James Joyce collection, 1900-1959.

Abstract

Covering the entire span of his artistic life, the James Joyce collection is the largest in the world and contains his private library, as described in Thomas Connolly's "The Personal Library of James Joyce: A Descriptive Bibliography" (1955); 22 holograph drafts, over 11,000 typescript pages, and corrected galleys and page proofs for Ulysses (1922); approximately 60 notebooks, transcriptions, typescripts, galleys, page proofs, and the author's copy with corrections of "Finnegans Wake" (1939); documents for "A Portrait of the Artist as a Young Man" (1916) and Joyce's lecture on Daniel Defoe; the notebook for "Exiles;" hundreds of letters between Sylvia Beach and Joyce; Beach's printing records for the publication of "Ulysses;" John Quinn's letters to Beach and Joyce regarding the trial over "Ulysses" and "The Little Review;" other Joyce and Beach correspondence; Joyce's presentation copies to Beach; portraits and over 150 photographs of Joyce and his family; numerous personal artifacts owned by Joyce, and thousands of his newspaper clippings; and notebooks, sketchbooks, and letters by Joyce's daughter Lucia Joyce.
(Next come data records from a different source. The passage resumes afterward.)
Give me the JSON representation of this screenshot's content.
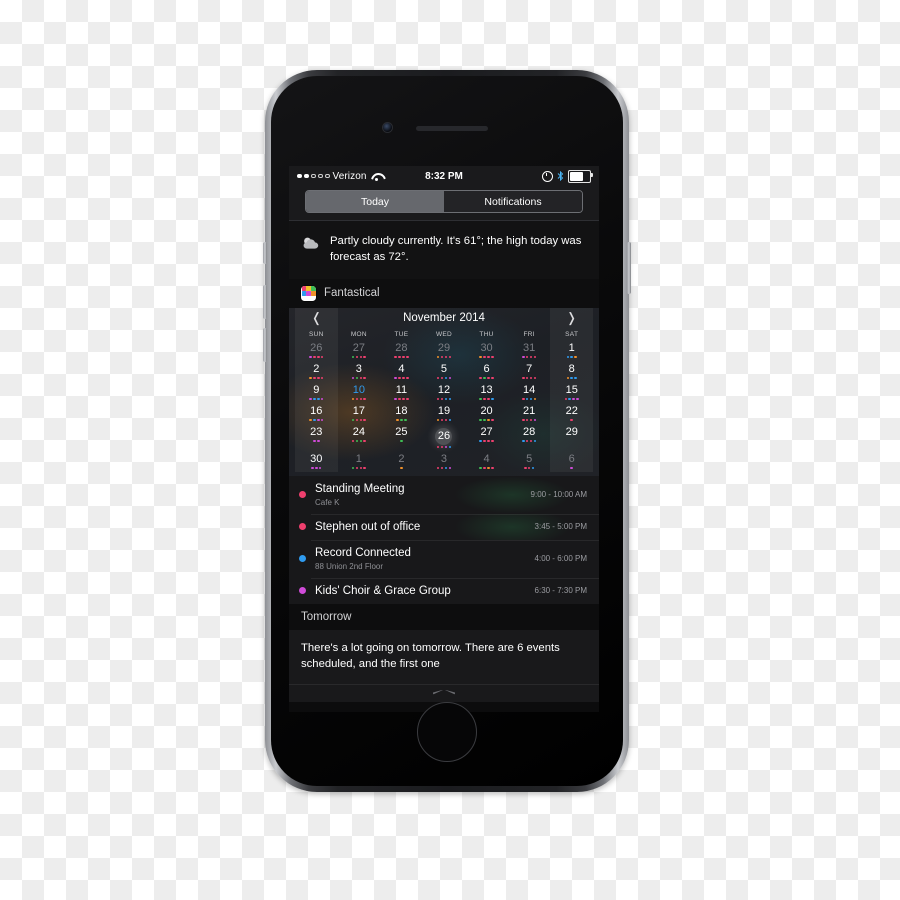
{
  "status_bar": {
    "carrier": "Verizon",
    "signal_filled": 2,
    "signal_total": 5,
    "wifi_icon": "wifi-icon",
    "time": "8:32 PM",
    "alarm_icon": "alarm-icon",
    "bluetooth_icon": "bluetooth-icon",
    "battery_icon": "battery-icon",
    "battery_level": 68
  },
  "segmented": {
    "today_label": "Today",
    "notifications_label": "Notifications",
    "selected": "Today"
  },
  "weather": {
    "icon": "partly-cloudy-icon",
    "text": "Partly cloudy currently. It's 61°; the high today was forecast as 72°."
  },
  "fantastical": {
    "app_icon": "fantastical-icon",
    "title": "Fantastical",
    "calendar": {
      "prev_label": "❬",
      "next_label": "❭",
      "month_label": "November 2014",
      "weekdays": [
        "SUN",
        "MON",
        "TUE",
        "WED",
        "THU",
        "FRI",
        "SAT"
      ],
      "today": 26,
      "highlight_blue": 10,
      "weeks": [
        [
          {
            "n": "26",
            "dim": true,
            "dots": [
              "#cf4bd8",
              "#ef3f6e",
              "#ef3f6e",
              "#ef3f6e"
            ]
          },
          {
            "n": "27",
            "dim": true,
            "dots": [
              "#3fbf55",
              "#ef3f6e",
              "#ef3f6e",
              "#ef3f6e"
            ]
          },
          {
            "n": "28",
            "dim": true,
            "dots": [
              "#ef3f6e",
              "#ef3f6e",
              "#ef3f6e",
              "#ef3f6e"
            ]
          },
          {
            "n": "29",
            "dim": true,
            "dots": [
              "#f0902a",
              "#ef3f6e",
              "#ef3f6e",
              "#ef3f6e"
            ]
          },
          {
            "n": "30",
            "dim": true,
            "dots": [
              "#f0902a",
              "#ef3f6e",
              "#ef3f6e",
              "#ef3f6e"
            ]
          },
          {
            "n": "31",
            "dim": true,
            "dots": [
              "#cf4bd8",
              "#ef3f6e",
              "#ef3f6e",
              "#ef3f6e"
            ]
          },
          {
            "n": "1",
            "dim": false,
            "dots": [
              "#2f9bef",
              "#2f9bef",
              "#f0902a"
            ]
          }
        ],
        [
          {
            "n": "2",
            "dim": false,
            "dots": [
              "#f0902a",
              "#ef3f6e",
              "#ef3f6e",
              "#ef3f6e"
            ]
          },
          {
            "n": "3",
            "dim": false,
            "dots": [
              "#cf4bd8",
              "#3fbf55",
              "#ef3f6e",
              "#ef3f6e"
            ]
          },
          {
            "n": "4",
            "dim": false,
            "dots": [
              "#cf4bd8",
              "#ef3f6e",
              "#ef3f6e",
              "#ef3f6e"
            ]
          },
          {
            "n": "5",
            "dim": false,
            "dots": [
              "#ef3f6e",
              "#ef3f6e",
              "#2f9bef",
              "#cf4bd8"
            ]
          },
          {
            "n": "6",
            "dim": false,
            "dots": [
              "#ef3f6e",
              "#3fbf55",
              "#ef3f6e",
              "#ef3f6e"
            ]
          },
          {
            "n": "7",
            "dim": false,
            "dots": [
              "#ef3f6e",
              "#ef3f6e",
              "#ef3f6e",
              "#ef3f6e"
            ]
          },
          {
            "n": "8",
            "dim": false,
            "dots": [
              "#f0902a",
              "#2f9bef",
              "#2f9bef"
            ]
          }
        ],
        [
          {
            "n": "9",
            "dim": false,
            "dots": [
              "#cf4bd8",
              "#2f9bef",
              "#2f9bef",
              "#cf4bd8"
            ]
          },
          {
            "n": "10",
            "dim": false,
            "blue": true,
            "dots": [
              "#f0902a",
              "#ef3f6e",
              "#ef3f6e",
              "#ef3f6e"
            ]
          },
          {
            "n": "11",
            "dim": false,
            "dots": [
              "#cf4bd8",
              "#ef3f6e",
              "#ef3f6e",
              "#ef3f6e"
            ]
          },
          {
            "n": "12",
            "dim": false,
            "dots": [
              "#ef3f6e",
              "#ef3f6e",
              "#2f9bef",
              "#2f9bef"
            ]
          },
          {
            "n": "13",
            "dim": false,
            "dots": [
              "#3fbf55",
              "#ef3f6e",
              "#ef3f6e",
              "#2f9bef"
            ]
          },
          {
            "n": "14",
            "dim": false,
            "dots": [
              "#ef3f6e",
              "#2f9bef",
              "#2f9bef",
              "#f0902a"
            ]
          },
          {
            "n": "15",
            "dim": false,
            "dots": [
              "#ef3f6e",
              "#2f9bef",
              "#cf4bd8",
              "#cf4bd8"
            ]
          }
        ],
        [
          {
            "n": "16",
            "dim": false,
            "dots": [
              "#f0902a",
              "#2f9bef",
              "#cf4bd8",
              "#cf4bd8"
            ]
          },
          {
            "n": "17",
            "dim": false,
            "dots": [
              "#3fbf55",
              "#ef3f6e",
              "#ef3f6e",
              "#ef3f6e"
            ]
          },
          {
            "n": "18",
            "dim": false,
            "dots": [
              "#f0902a",
              "#3fbf55",
              "#3fbf55"
            ]
          },
          {
            "n": "19",
            "dim": false,
            "dots": [
              "#f0902a",
              "#ef3f6e",
              "#ef3f6e",
              "#2f9bef"
            ]
          },
          {
            "n": "20",
            "dim": false,
            "dots": [
              "#3fbf55",
              "#3fbf55",
              "#f0902a",
              "#ef3f6e"
            ]
          },
          {
            "n": "21",
            "dim": false,
            "dots": [
              "#ef3f6e",
              "#ef3f6e",
              "#ef3f6e",
              "#cf4bd8"
            ]
          },
          {
            "n": "22",
            "dim": false,
            "dots": [
              "#ef3f6e"
            ]
          }
        ],
        [
          {
            "n": "23",
            "dim": false,
            "dots": [
              "#cf4bd8",
              "#cf4bd8"
            ]
          },
          {
            "n": "24",
            "dim": false,
            "dots": [
              "#ef3f6e",
              "#3fbf55",
              "#3fbf55",
              "#ef3f6e"
            ]
          },
          {
            "n": "25",
            "dim": false,
            "dots": [
              "#3fbf55"
            ]
          },
          {
            "n": "26",
            "dim": false,
            "today": true,
            "dots": [
              "#ef3f6e",
              "#ef3f6e",
              "#cf4bd8",
              "#2f9bef"
            ]
          },
          {
            "n": "27",
            "dim": false,
            "dots": [
              "#2f9bef",
              "#ef3f6e",
              "#ef3f6e",
              "#ef3f6e"
            ]
          },
          {
            "n": "28",
            "dim": false,
            "dots": [
              "#2f9bef",
              "#ef3f6e",
              "#ef3f6e",
              "#2f9bef"
            ]
          },
          {
            "n": "29",
            "dim": false,
            "dots": []
          }
        ],
        [
          {
            "n": "30",
            "dim": false,
            "dots": [
              "#cf4bd8",
              "#cf4bd8",
              "#cf4bd8"
            ]
          },
          {
            "n": "1",
            "dim": true,
            "dots": [
              "#3fbf55",
              "#ef3f6e",
              "#ef3f6e",
              "#ef3f6e"
            ]
          },
          {
            "n": "2",
            "dim": true,
            "dots": [
              "#f0902a"
            ]
          },
          {
            "n": "3",
            "dim": true,
            "dots": [
              "#ef3f6e",
              "#ef3f6e",
              "#2f9bef",
              "#cf4bd8"
            ]
          },
          {
            "n": "4",
            "dim": true,
            "dots": [
              "#3fbf55",
              "#ef3f6e",
              "#f0902a",
              "#ef3f6e"
            ]
          },
          {
            "n": "5",
            "dim": true,
            "dots": [
              "#ef3f6e",
              "#ef3f6e",
              "#2f9bef"
            ]
          },
          {
            "n": "6",
            "dim": true,
            "dots": [
              "#cf4bd8"
            ]
          }
        ]
      ]
    },
    "events": [
      {
        "color": "#ef3f6e",
        "title": "Standing Meeting",
        "subtitle": "Cafe K",
        "time": "9:00 - 10:00 AM"
      },
      {
        "color": "#ef3f6e",
        "title": "Stephen out of office",
        "subtitle": "",
        "time": "3:45 - 5:00 PM"
      },
      {
        "color": "#2f9bef",
        "title": "Record Connected",
        "subtitle": "88 Union 2nd Floor",
        "time": "4:00 - 6:00 PM"
      },
      {
        "color": "#cf4bd8",
        "title": "Kids' Choir & Grace Group",
        "subtitle": "",
        "time": "6:30 - 7:30 PM"
      }
    ]
  },
  "tomorrow": {
    "header": "Tomorrow",
    "body": "There's a lot going on tomorrow. There are 6 events scheduled, and the first one"
  },
  "colors": {
    "accent_pink": "#ef3f6e",
    "accent_blue": "#2f9bef",
    "accent_purple": "#cf4bd8",
    "accent_green": "#3fbf55",
    "accent_orange": "#f0902a",
    "fantastical_red": "#ef3f3c"
  }
}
Supplementing the archive is a complete set of first editions, including all issues and states of every book published by Joyce, translations, a large number of his magazine appearances, and virtually all the literary criticism in book form on Joyce. Much but not all of the manuscript material has been described in Peter Spielberg's "James Joyce's Manuscripts and Letters at the University of Buffalo: A Catalogue" (1962).